Racket School 2019: The "How to Design Languages" Track
Comments
lincpa
[dead]
asah
I wonder how (the existence of) LLMs will change language design ?
soegaard
From this years RacketCon.
"William Bowman: First class Prompt Engineering with llm lang!" https://www.youtube.com/watch?v=ueGC3xVcDlc
Note: This is a humorous talk.
woolion
Thanks for sharing, this is really great.
mpweiher
Well, I think LLMs show that the information density of most current PLs is very low. After all, very small prompts can generate quite a bit of code that seems difficult to reduce using existing PLs.
Alas, the price we have to pay is non-determinism.
So maybe we can figure out how to get a deterministic language that is just as expressive.
One can hope.
cess11
LLM:s are black box query planners with a database you can't really inspect.
Unlike expert systems and "AI" of elder times it won't drive programming innovation like we got with Lisp and Prolog, and if you squint a bit, the industrial Iverson-languages.
TypingOutBugs
Why would it?
koe123
In the end programming languages are tools, and tools are often designed to fit well in the existing ecosystem. E.g. python is “easy to type”, thus designed for the keyboard “meta”. Similarly, if one designs a language with synergy with LLMs in mind, it may yield productivity boosts.

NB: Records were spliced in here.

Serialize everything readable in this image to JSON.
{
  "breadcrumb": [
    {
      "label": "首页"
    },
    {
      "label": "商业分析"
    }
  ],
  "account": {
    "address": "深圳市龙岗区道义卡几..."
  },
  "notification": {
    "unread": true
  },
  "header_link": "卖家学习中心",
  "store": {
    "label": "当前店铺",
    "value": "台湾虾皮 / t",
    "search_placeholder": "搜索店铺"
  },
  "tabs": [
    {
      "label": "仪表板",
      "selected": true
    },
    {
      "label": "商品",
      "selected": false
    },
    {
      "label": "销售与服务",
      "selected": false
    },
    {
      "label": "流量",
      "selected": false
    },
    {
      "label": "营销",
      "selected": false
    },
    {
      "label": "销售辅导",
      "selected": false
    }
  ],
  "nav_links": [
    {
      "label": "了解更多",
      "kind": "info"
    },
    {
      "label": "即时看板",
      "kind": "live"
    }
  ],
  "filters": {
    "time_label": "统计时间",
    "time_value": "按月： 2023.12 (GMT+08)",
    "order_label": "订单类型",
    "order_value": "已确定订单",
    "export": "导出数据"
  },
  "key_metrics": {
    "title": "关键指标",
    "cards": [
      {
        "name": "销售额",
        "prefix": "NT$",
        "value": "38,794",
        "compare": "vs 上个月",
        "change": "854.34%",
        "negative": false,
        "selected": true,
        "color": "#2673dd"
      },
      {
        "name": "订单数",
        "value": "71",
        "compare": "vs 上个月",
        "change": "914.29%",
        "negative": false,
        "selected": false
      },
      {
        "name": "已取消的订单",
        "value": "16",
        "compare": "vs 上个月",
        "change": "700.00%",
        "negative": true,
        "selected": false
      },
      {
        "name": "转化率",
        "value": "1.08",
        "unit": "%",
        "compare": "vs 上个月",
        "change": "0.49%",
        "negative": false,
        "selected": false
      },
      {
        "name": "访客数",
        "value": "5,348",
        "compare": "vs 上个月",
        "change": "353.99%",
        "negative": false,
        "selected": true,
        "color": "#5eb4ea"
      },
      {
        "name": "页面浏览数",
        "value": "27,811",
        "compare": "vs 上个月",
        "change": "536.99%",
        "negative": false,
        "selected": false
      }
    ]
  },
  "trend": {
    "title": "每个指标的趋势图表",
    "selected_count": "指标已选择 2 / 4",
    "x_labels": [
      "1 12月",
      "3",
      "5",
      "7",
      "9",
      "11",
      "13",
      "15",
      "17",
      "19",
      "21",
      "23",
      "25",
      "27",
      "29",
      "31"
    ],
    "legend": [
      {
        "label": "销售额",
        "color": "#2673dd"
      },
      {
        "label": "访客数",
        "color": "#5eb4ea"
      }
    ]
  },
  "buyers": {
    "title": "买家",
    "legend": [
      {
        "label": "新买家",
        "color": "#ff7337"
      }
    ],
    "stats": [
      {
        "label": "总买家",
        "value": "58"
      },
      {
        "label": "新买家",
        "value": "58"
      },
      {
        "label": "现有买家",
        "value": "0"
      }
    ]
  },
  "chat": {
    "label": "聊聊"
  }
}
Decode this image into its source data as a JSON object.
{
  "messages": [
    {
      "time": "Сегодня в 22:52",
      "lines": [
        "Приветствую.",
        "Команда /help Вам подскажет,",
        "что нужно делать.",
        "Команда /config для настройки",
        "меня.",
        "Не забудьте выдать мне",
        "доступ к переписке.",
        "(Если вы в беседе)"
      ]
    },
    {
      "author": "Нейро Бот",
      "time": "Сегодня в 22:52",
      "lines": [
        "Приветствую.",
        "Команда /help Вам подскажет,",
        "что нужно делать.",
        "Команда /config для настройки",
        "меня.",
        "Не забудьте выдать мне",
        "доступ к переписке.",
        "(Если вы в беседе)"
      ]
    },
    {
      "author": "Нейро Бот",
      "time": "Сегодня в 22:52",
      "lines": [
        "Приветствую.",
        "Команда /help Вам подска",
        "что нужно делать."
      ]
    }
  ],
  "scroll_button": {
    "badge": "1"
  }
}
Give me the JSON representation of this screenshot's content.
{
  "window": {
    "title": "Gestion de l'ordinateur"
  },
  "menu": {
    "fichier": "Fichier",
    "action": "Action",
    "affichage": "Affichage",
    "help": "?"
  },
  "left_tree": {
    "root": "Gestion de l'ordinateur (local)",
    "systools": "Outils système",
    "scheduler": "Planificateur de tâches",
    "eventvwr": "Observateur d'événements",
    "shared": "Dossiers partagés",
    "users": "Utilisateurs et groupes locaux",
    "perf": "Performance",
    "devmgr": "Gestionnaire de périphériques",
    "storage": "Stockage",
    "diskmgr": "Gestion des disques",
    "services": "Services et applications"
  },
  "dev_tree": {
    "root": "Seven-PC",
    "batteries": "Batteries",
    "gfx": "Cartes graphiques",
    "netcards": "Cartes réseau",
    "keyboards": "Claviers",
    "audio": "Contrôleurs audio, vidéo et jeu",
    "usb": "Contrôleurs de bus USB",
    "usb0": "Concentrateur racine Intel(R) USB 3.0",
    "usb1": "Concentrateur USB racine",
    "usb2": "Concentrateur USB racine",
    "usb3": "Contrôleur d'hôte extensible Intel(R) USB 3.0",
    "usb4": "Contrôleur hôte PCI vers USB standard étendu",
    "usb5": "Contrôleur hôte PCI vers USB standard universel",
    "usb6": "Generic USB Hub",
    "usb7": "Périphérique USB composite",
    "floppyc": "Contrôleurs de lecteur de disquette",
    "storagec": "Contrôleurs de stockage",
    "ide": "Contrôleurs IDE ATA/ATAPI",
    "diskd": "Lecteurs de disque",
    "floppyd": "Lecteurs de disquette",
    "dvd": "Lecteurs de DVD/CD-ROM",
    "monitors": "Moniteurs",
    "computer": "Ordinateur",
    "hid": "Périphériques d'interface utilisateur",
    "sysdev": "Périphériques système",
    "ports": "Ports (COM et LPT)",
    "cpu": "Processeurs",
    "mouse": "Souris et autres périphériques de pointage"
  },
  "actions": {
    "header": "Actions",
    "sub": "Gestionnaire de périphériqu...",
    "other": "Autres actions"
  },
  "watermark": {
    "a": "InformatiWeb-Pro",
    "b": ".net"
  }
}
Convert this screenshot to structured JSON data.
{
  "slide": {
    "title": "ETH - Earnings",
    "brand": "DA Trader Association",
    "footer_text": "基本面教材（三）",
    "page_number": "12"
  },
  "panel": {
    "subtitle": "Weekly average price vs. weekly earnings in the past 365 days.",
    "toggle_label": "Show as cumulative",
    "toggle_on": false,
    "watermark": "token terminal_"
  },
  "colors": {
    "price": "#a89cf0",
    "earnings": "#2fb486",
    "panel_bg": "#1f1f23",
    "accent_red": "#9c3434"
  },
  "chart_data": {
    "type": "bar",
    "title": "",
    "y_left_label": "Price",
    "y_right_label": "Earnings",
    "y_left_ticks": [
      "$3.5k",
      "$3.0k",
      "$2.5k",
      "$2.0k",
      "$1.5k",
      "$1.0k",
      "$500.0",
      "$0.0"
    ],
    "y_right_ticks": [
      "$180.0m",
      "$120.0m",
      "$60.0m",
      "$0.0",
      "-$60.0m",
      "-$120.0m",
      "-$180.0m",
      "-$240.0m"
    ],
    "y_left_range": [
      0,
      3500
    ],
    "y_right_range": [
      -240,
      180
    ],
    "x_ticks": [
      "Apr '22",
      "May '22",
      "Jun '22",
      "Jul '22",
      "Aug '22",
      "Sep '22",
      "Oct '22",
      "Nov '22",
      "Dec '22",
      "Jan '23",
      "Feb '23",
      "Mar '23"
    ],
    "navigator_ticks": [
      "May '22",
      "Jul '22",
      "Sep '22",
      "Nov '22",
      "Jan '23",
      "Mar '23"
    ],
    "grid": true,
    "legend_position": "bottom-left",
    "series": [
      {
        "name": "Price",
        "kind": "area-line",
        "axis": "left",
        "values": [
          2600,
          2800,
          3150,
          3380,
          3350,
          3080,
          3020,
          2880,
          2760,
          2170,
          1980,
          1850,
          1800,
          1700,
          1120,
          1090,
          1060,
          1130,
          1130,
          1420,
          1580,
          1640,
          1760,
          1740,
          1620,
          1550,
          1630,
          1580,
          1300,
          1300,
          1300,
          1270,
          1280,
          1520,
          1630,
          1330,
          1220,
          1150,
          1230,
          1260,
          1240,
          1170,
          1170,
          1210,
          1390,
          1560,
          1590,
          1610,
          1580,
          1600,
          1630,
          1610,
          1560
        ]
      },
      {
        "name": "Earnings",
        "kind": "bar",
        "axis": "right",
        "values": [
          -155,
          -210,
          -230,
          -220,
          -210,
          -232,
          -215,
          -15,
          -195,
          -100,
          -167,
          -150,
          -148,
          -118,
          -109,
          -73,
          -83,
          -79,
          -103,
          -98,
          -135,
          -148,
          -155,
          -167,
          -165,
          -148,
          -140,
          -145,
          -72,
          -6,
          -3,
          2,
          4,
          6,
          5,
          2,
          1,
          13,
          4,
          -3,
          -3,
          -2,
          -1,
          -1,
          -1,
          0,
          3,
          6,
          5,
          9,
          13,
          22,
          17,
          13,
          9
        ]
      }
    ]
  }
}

For example, one could conceive a language that is very safe, but to achieve this it may perhaps also be very verbose. Such a language may be horrid for humans, but perhaps fine for LLMs.
TypingOutBugs
But it still has to be auditable by humans, so I imagine some sort of LLM tool library over an existing language makes sense. Might be wrong! But langchain tools and pydantic schemas for Input/Output feel like the right abstraction
I can see the argument though, anything moving in that direction already?
koe123
Not that I know of! Its an interesting idea though, as you say it should remain auditable.
Along that line me wonder if it were possible to design an LLVM output (i.e. can work with existing code) that is extra well optimized for interop with a specialized LLM, e.g. encoding more information more compactly or something.